For anyone who’s ever fallen asleep reading German theology (raises hand), this is a stirring concept. If faith can be reduced to an intellectual exercise, to mere agreement with certain principles and precepts, then all you have left is knowledge without agency, without mercy or compassion. All you have is a disembodied mind, out there in the universe, coldly detached from human suffering. And a thing without a body could never, ever love you the way God in Christ does.
Translating a ‘Core Story’
One could argue that Wrinkle is a “core story” in American literature: one of those seminal classics that takes on the status of myth. Myth’s essential nature is to articulate truths about the human experience that are universal, that are beyond mere human invention, pointing to a pattern of meaning that undergirds our existence. For literary-minded Christians like C. S. Lewis (The Chronicles of Narnia), myths offer partial glimpses of a foundational Story written by the Author of all authors, a Story that became historical fact in Jesus. Myths may not be about what literally happened, but they are most certainly about what happens: birth, joy, passion, longing, loss, death, redemption.
Meg’s journey to fight not only the darkness “out there” but to fight it within herself is one such story.
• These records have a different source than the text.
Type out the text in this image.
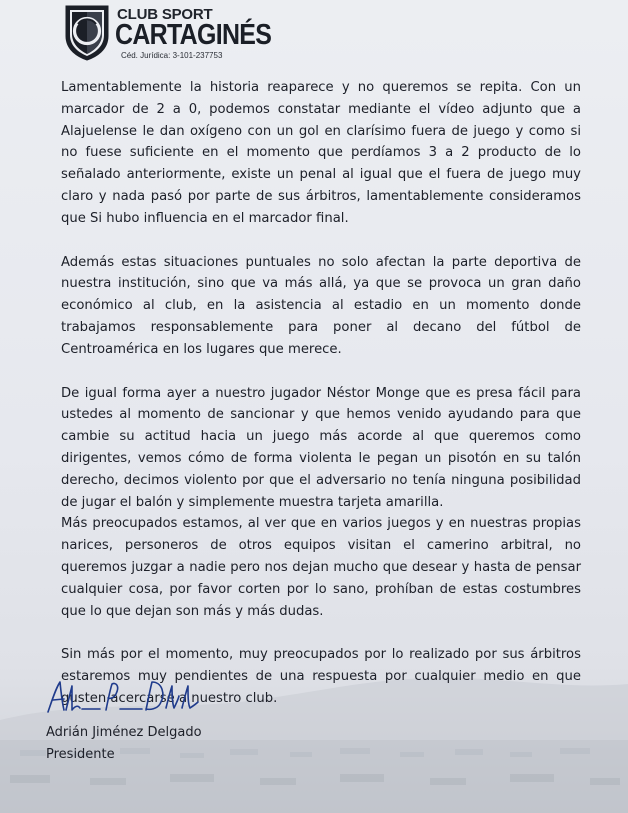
CLUB SPORT
CARTAGINÉS
Céd. Jurídica: 3-101-237753

Lamentablemente la historia reaparece y no queremos se repita. Con un marcador de 2 a 0, podemos constatar mediante el vídeo adjunto que a Alajuelense le dan oxígeno con un gol en clarísimo fuera de juego y como si no fuese suficiente en el momento que perdíamos 3 a 2 producto de lo señalado anteriormente, existe un penal al igual que el fuera de juego muy claro y nada pasó por parte de sus árbitros, lamentablemente consideramos que Si hubo influencia en el marcador final.

Además estas situaciones puntuales no solo afectan la parte deportiva de nuestra institución, sino que va más allá, ya que se provoca un gran daño económico al club, en la asistencia al estadio en un momento donde trabajamos responsablemente para poner al decano del fútbol de Centroamérica en los lugares que merece.

De igual forma ayer a nuestro jugador Néstor Monge que es presa fácil para ustedes al momento de sancionar y que hemos venido ayudando para que cambie su actitud hacia un juego más acorde al que queremos como dirigentes, vemos cómo de forma violenta le pegan un pisotón en su talón derecho, decimos violento por que el adversario no tenía ninguna posibilidad de jugar el balón y simplemente muestra tarjeta amarilla.

Más preocupados estamos, al ver que en varios juegos y en nuestras propias narices, personeros de otros equipos visitan el camerino arbitral, no queremos juzgar a nadie pero nos dejan mucho que desear y hasta de pensar cualquier cosa, por favor corten por lo sano, prohíban de estas costumbres que lo que dejan son más y más dudas.

Sin más por el momento, muy preocupados por lo realizado por sus árbitros estaremos muy pendientes de una respuesta por cualquier medio en que gusten acercarse a nuestro club.

Adrián Jiménez Delgado
Presidente
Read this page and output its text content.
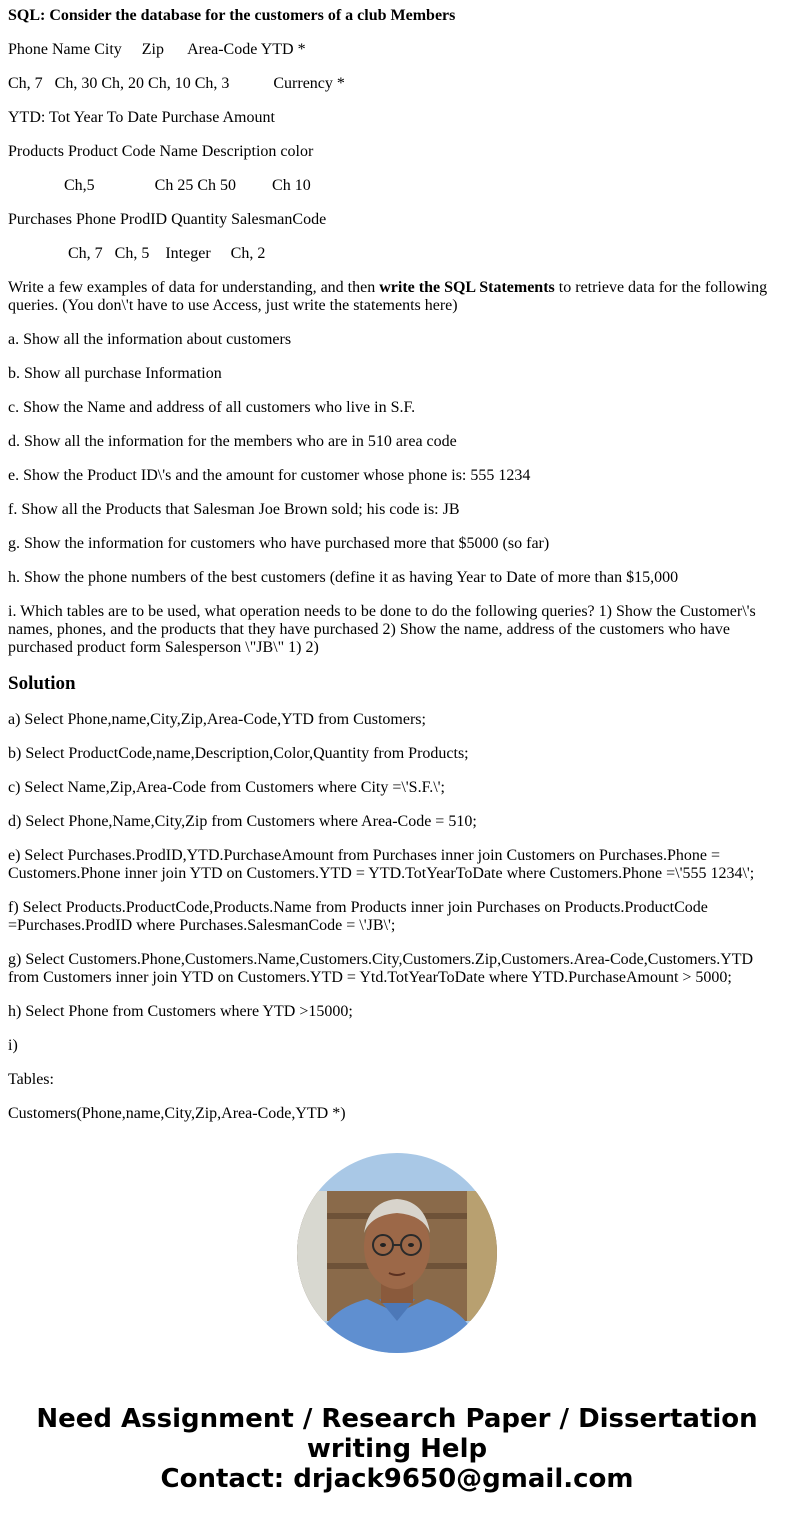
SQL: Consider the database for the customers of a club Members

Phone Name City     Zip      Area-Code YTD *

Ch, 7   Ch, 30 Ch, 20 Ch, 10 Ch, 3           Currency *

YTD: Tot Year To Date Purchase Amount

Products Product Code Name Description color

Ch,5               Ch 25 Ch 50         Ch 10

Purchases Phone ProdID Quantity SalesmanCode

Ch, 7   Ch, 5    Integer     Ch, 2

Write a few examples of data for understanding, and then write the SQL Statements to retrieve data for the following queries. (You don\'t have to use Access, just write the statements here)

a. Show all the information about customers

b. Show all purchase Information

c. Show the Name and address of all customers who live in S.F.

d. Show all the information for the members who are in 510 area code

e. Show the Product ID\'s and the amount for customer whose phone is: 555 1234

f. Show all the Products that Salesman Joe Brown sold; his code is: JB

g. Show the information for customers who have purchased more that $5000 (so far)

h. Show the phone numbers of the best customers (define it as having Year to Date of more than $15,000

i. Which tables are to be used, what operation needs to be done to do the following queries? 1) Show the Customer\'s names, phones, and the products that they have purchased 2) Show the name, address of the customers who have purchased product form Salesperson \"JB\" 1) 2)

Solution

a) Select Phone,name,City,Zip,Area-Code,YTD from Customers;

b) Select ProductCode,name,Description,Color,Quantity from Products;

c) Select Name,Zip,Area-Code from Customers where City =\'S.F.\';

d) Select Phone,Name,City,Zip from Customers where Area-Code = 510;

e) Select Purchases.ProdID,YTD.PurchaseAmount from Purchases inner join Customers on Purchases.Phone = Customers.Phone inner join YTD on Customers.YTD = YTD.TotYearToDate where Customers.Phone =\'555 1234\';

f) Select Products.ProductCode,Products.Name from Products inner join Purchases on Products.ProductCode =Purchases.ProdID where Purchases.SalesmanCode = \'JB\';

g) Select Customers.Phone,Customers.Name,Customers.City,Customers.Zip,Customers.Area-Code,Customers.YTD from Customers inner join YTD on Customers.YTD = Ytd.TotYearToDate where YTD.PurchaseAmount > 5000;

h) Select Phone from Customers where YTD >15000;

i)

Tables:

Customers(Phone,name,City,Zip,Area-Code,YTD *)

Need Assignment / Research Paper / Dissertation
writing Help
Contact: drjack9650@gmail.com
Indeed, I would argue that Wrinkle qualifies as “mythopoeic”: a term Lewis and his friend J. R. R. Tolkien (The Lord of the Rings) used to describe a created thing that is somehow more than itself, whose spiritual and theological underpinnings are able to transcend the original storyteller and context.
Lisa Ann Cockrel, director of Calvin College’s Festival of Faith and Writing, was a college student when she saw Wrinkle performed as a stage play at the Lifeline Theatre on Chicago’s North Side. “It was my first really powerful, personal engagement with Madeleine’s work,” she said. “I can’t even describe it to you, the stagecraft of how they managed to pull off a tesser. It was magic, magic, from what I can tell.” Just one example of how the truly mythopoeic can transcend even the medium by which it comes to us, whether children’s book, stage performance, opera, graphic novel, or, one hopes, a blockbuster movie.
During a Q&A at the 1996 writing festival, L’Engle was asked about a possible film version of Wrinkle. She claimed she had told Catherine Hand, “I can’t sign the average Hollywood contract because I cannot sign that clause giving the producer freedom to change character and theme.” L’Engle explained that she eventually got the clause reversed, but the contract also included language granting the producers the rights to the movie “in perpetuity throughout the universe.” So, she said, she took a red pen and made an asterisk, noting, “With the exception of Sagittarius and the Andromeda Galaxy.” As the festival audience erupted in laughter, L’Engle joked, “They had a serious meeting of their lawyers before they would accept this, in case I knew something they didn’t know.”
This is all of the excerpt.